De quelle manière se présente matériellement un simulateur quantique ?

C’est une machine complexe dans laquelle plusieurs éléments individuels quantiques sont en interaction pendant une assez longue durée. Il y a donc plusieurs défis à relever. En premier lieu, il faut être capable de mettre en place ces différents éléments quantiques côte à côte. Ensuite, il faut les faire interagir de façon paramétrable pour étudier les différents types de problèmes, et enfin faire en sorte qu’ils vivent assez longtemps. Ce sont les trois défis de la simulation quantique. Il y a plusieurs pistes technologiques pour y arriver : avec des ions piégés, avec des sortes de mini-transistors quantiques ou encore avec des atomes neutres.

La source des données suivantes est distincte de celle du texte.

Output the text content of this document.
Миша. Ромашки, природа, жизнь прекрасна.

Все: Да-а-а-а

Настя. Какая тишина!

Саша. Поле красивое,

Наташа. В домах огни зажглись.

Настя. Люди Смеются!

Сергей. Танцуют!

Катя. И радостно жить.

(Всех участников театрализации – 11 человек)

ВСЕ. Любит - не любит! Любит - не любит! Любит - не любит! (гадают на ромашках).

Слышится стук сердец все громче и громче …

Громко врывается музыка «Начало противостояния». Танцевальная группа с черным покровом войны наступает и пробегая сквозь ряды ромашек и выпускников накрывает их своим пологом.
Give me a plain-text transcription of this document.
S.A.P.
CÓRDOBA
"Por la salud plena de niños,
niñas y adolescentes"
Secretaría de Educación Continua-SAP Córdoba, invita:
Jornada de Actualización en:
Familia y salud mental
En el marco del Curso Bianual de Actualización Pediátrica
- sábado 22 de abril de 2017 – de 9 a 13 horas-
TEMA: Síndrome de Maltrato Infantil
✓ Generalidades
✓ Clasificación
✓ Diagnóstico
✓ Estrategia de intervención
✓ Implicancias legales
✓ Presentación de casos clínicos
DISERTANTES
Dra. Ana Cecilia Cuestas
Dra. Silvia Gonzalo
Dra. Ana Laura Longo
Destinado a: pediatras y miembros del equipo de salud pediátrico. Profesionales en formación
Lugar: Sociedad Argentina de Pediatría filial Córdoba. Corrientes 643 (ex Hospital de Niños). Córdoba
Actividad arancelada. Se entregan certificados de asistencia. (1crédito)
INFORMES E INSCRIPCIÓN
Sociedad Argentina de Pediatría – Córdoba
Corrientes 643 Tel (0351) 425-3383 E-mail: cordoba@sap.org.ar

C’est ce que nous faisons ici.
Tout se passe dans une chambre sous vide, dans laquelle nous envoyons un peu de gaz de rubidium. On vient ensuite piéger un certain nombre de ces atomes sur un réseau de faisceaux lumineux. Ce sont comme des pièges de lumière qui permettent de les placer où nous le souhaitons. Chaque atome constitue un élément quantique que nous allons faire interagir avec les autres pour étudier un problème.

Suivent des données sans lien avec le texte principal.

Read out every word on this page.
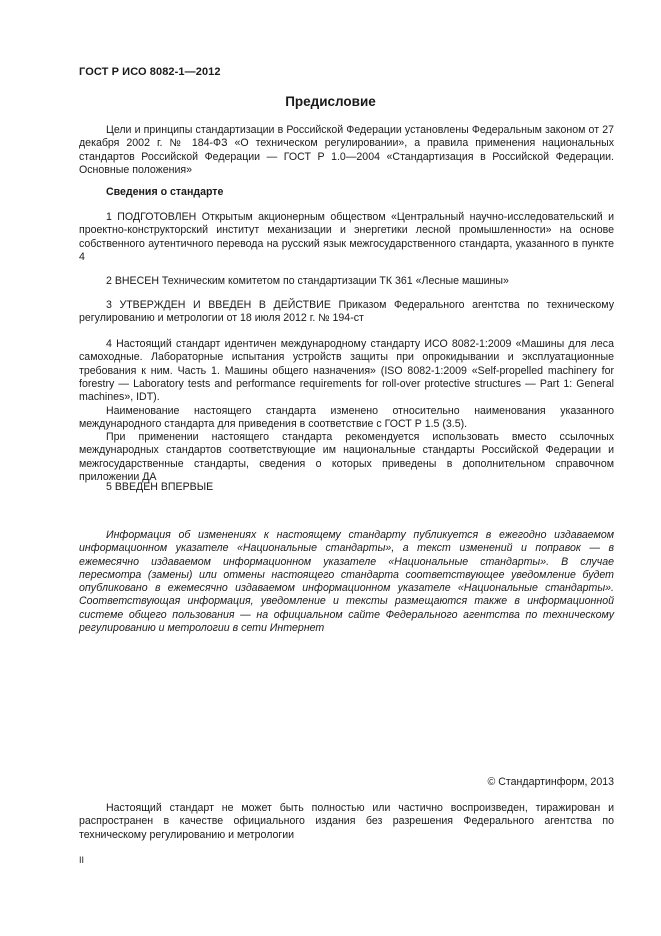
ГОСТ Р ИСО 8082-1—2012
Предисловие

Цели и принципы стандартизации в Российской Федерации установлены Федеральным законом от 27 декабря 2002 г. № 184-ФЗ «О техническом регулировании», а правила применения национальных стандартов Российской Федерации — ГОСТ Р 1.0—2004 «Стандартизация в Российской Федерации. Основные положения»

Сведения о стандарте

1 ПОДГОТОВЛЕН Открытым акционерным обществом «Центральный научно-исследовательский и проектно-конструкторский институт механизации и энергетики лесной промышленности» на основе собственного аутентичного перевода на русский язык межгосударственного стандарта, указанного в пункте 4

2 ВНЕСЕН Техническим комитетом по стандартизации ТК 361 «Лесные машины»

3 УТВЕРЖДЕН И ВВЕДЕН В ДЕЙСТВИЕ Приказом Федерального агентства по техническому регулированию и метрологии от 18 июля 2012 г. № 194-ст

4 Настоящий стандарт идентичен международному стандарту ИСО 8082-1:2009 «Машины для леса самоходные. Лабораторные испытания устройств защиты при опрокидывании и эксплуатационные требования к ним. Часть 1. Машины общего назначения» (ISO 8082-1:2009 «Self-propelled machinery for forestry — Laboratory tests and performance requirements for roll-over protective structures — Part 1: General machines», IDT).

Наименование настоящего стандарта изменено относительно наименования указанного международного стандарта для приведения в соответствие с ГОСТ Р 1.5 (3.5).

При применении настоящего стандарта рекомендуется использовать вместо ссылочных международных стандартов соответствующие им национальные стандарты Российской Федерации и межгосударственные стандарты, сведения о которых приведены в дополнительном справочном приложении ДА

5 ВВЕДЕН ВПЕРВЫЕ

Информация об изменениях к настоящему стандарту публикуется в ежегодно издаваемом информационном указателе «Национальные стандарты», а текст изменений и поправок — в ежемесячно издаваемом информационном указателе «Национальные стандарты». В случае пересмотра (замены) или отмены настоящего стандарта соответствующее уведомление будет опубликовано в ежемесячно издаваемом информационном указателе «Национальные стандарты». Соответствующая информация, уведомление и тексты размещаются также в информационной системе общего пользования — на официальном сайте Федерального агентства по техническому регулированию и метрологии в сети Интернет

© Стандартинформ, 2013

Настоящий стандарт не может быть полностью или частично воспроизведен, тиражирован и распространен в качестве официального издания без разрешения Федерального агентства по техническому регулированию и метрологии

II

Le simulateur peut-il révolutionner les théories de la physique quantique ?

Le simulateur ne risque pas de chambouler complètement la physique moderne ; toutes les lois élémentaires de la physique quantique sont bien connues depuis plusieurs décennies.
Le Pr Haroche a décrit lui aussi de façon expérimentale ces fondements de la physique quantique qui étaient balisés depuis les années 1930, en étudiant en laboratoire des systèmes quantiques extrêmement élémentaires. Il a par exemple réussi à étudier la vie et la mort d’un photon, un grain de lumière unique, et l’interaction de ce photon avec un atome. Ces expériences ont confirmé notre compréhension très précise de la physique quantique. Même si nous prenons la suite de cette longue histoire, je ne pense pas que ce que nous faisons actuellement donnera lieu à des découvertes fondamentales. C’est plutôt un outil qui va explorer des régions de la physique quantique que nous ne connaissons pas encore très bien ou expliquer certains phénomènes.
Cela s’inscrit dans l’engouement actuel pour la physique quantique. On entend énormément d’annonces autour des ordinateurs quantiques ou de la cryptographie quantique. Pour ces réalisations, on parle de deuxième révolution quantique, parce qu’elle est postérieure aux premières applications technologiques des années 1960. Aujourd’hui, le but de l’ordinateur quantique est de tirer parti de toutes ces propriétés de la physique quantique pour faire des calculs qui sont inaccessibles aux ordinateurs classiques, mais cela reste incertain.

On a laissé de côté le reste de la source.